RED EARTH CREE NATION — RCMP have suspended their aerial and boat search for a missing five-year-old boy in northern Saskatchewan after more than two months.
Frank Young went missing on the Red Earth Cree Nation on April 19. He was last seen at a playground near his home.
Sgt. Richard Tonge said the RCMP have used all the resources and technology available to them.
“This includes extensive searches by foot, aircraft and boat, as well as our underwater recovery team in the river,” Tonge said Tuesday.
In May, RCMP asked the Canadian Armed Forces to deploy Canadian Rangers to assist in the search, but Tonge said the request was denied.

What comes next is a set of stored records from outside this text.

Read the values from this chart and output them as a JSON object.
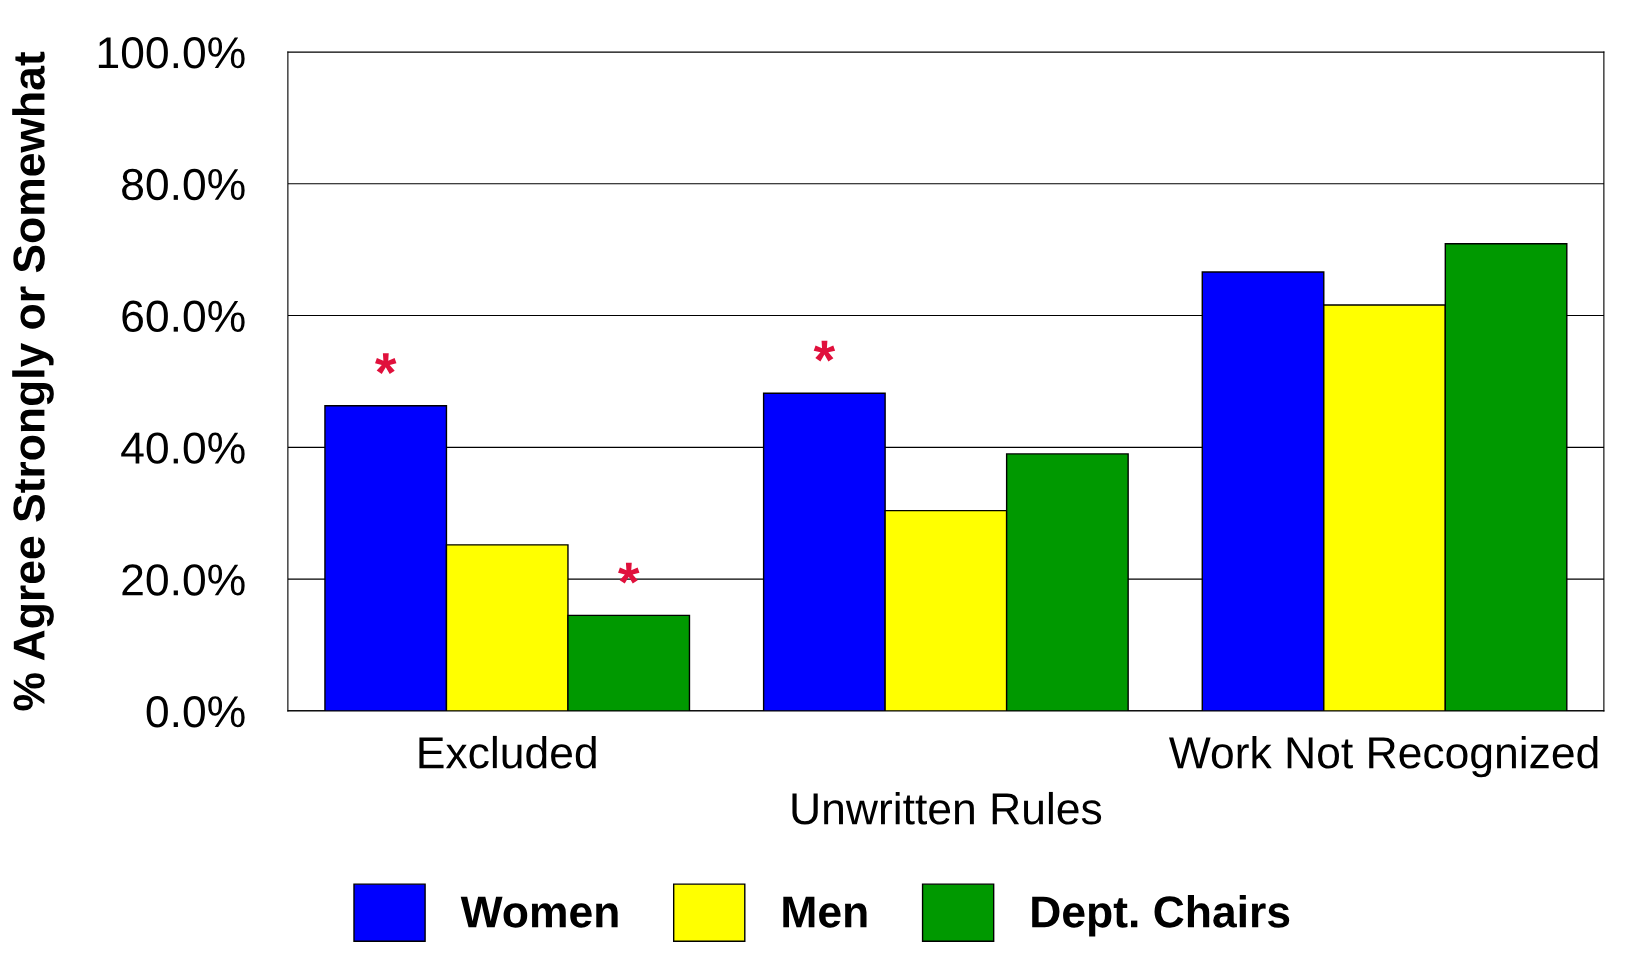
{
  "chart_data": {
    "type": "bar",
    "ylabel": "% Agree Strongly or Somewhat",
    "categories": [
      "Excluded",
      "Unwritten Rules",
      "Work Not Recognized"
    ],
    "series": [
      {
        "name": "Women",
        "color": "#0000ff",
        "values": [
          46.3,
          48.2,
          66.6
        ],
        "value_labels": [
          "*",
          "*",
          null
        ]
      },
      {
        "name": "Men",
        "color": "#ffff00",
        "values": [
          25.2,
          30.4,
          61.6
        ]
      },
      {
        "name": "Dept. Chairs",
        "color": "#009900",
        "values": [
          14.5,
          39.0,
          70.9
        ],
        "value_labels": [
          "*",
          null,
          null
        ]
      }
    ],
    "ylim": [
      0,
      100
    ],
    "yticks": [
      {
        "value": 0,
        "label": "0.0%"
      },
      {
        "value": 20,
        "label": "20.0%"
      },
      {
        "value": 40,
        "label": "40.0%"
      },
      {
        "value": 60,
        "label": "60.0%"
      },
      {
        "value": 80,
        "label": "80.0%"
      },
      {
        "value": 100,
        "label": "100.0%"
      }
    ],
    "grid": "y",
    "legend": "bottom"
  }
}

The Canadian Rangers are a sub-component of the Canadian Army Reserve who live and work in remote, isolated and coastal regions.
“The rationale is Rangers are generally deployed within 100 kilometres of their own community. That’s where they have their knowledge and expertise,” Tonge said.
“We do not have a ranger element within 100 kilometres of Red Earth Cree Nation, and so the decision was made by the Canadian Armed Forces that they would not deploy rangers in this incident.”
The RCMP’s last aerial search was done by helicopter on June 11, and its last boat search was along Carrot River last Friday.
Tonge said boat and aerial searches will resume if new information comes in.
Members of Red Earth Cree Nation and neighbouring Shoal Lake Cree Nation continue to search their communities and the bank of the Carrot River.
Red Earth Cree Nation Chief Fabian Head said mire than 92 square kilometres have been searched by more than 600 people, with nearly 500 areas tracked by a global positioning system.
RCMP also plan to return to Red Earth Cree Nation this weekend to search the receded riverbank for items belonging to Frank.
Frank was last seen wearing Paw Patrol rubber boots, green pyjamas with dinosaurs on them and a navy blue windbreaker-style jacket.
Chief Marcel Head of the Shoal Lake Cree Nation said knowledge keepers are guiding search crews to a part of Carrot River five to eight kilometres downstream from Frank’s home where there is a log jam.
“The knowledge keepers have always indicated that … these areas tend to catch any type of debris or any other items that float around the rivers, and that’s where they want the search team to concentrate,” Head said.
The community continues to treat the search for Frank as a rescue mission at the request of his family, he said
“It’s Day 64. The family is still optimistic and hopeful Frank will still be found soon,” he said.
“Each day amounts to more emotion, and becomes harder and harder as each day passes that we don’t find Frank.”
Tonge said he can’t predict with any certainty when and where Frank may be found, but the investigation will remain open.
“We never close a missing person’s file until we have definitive answers to what happened to that person.”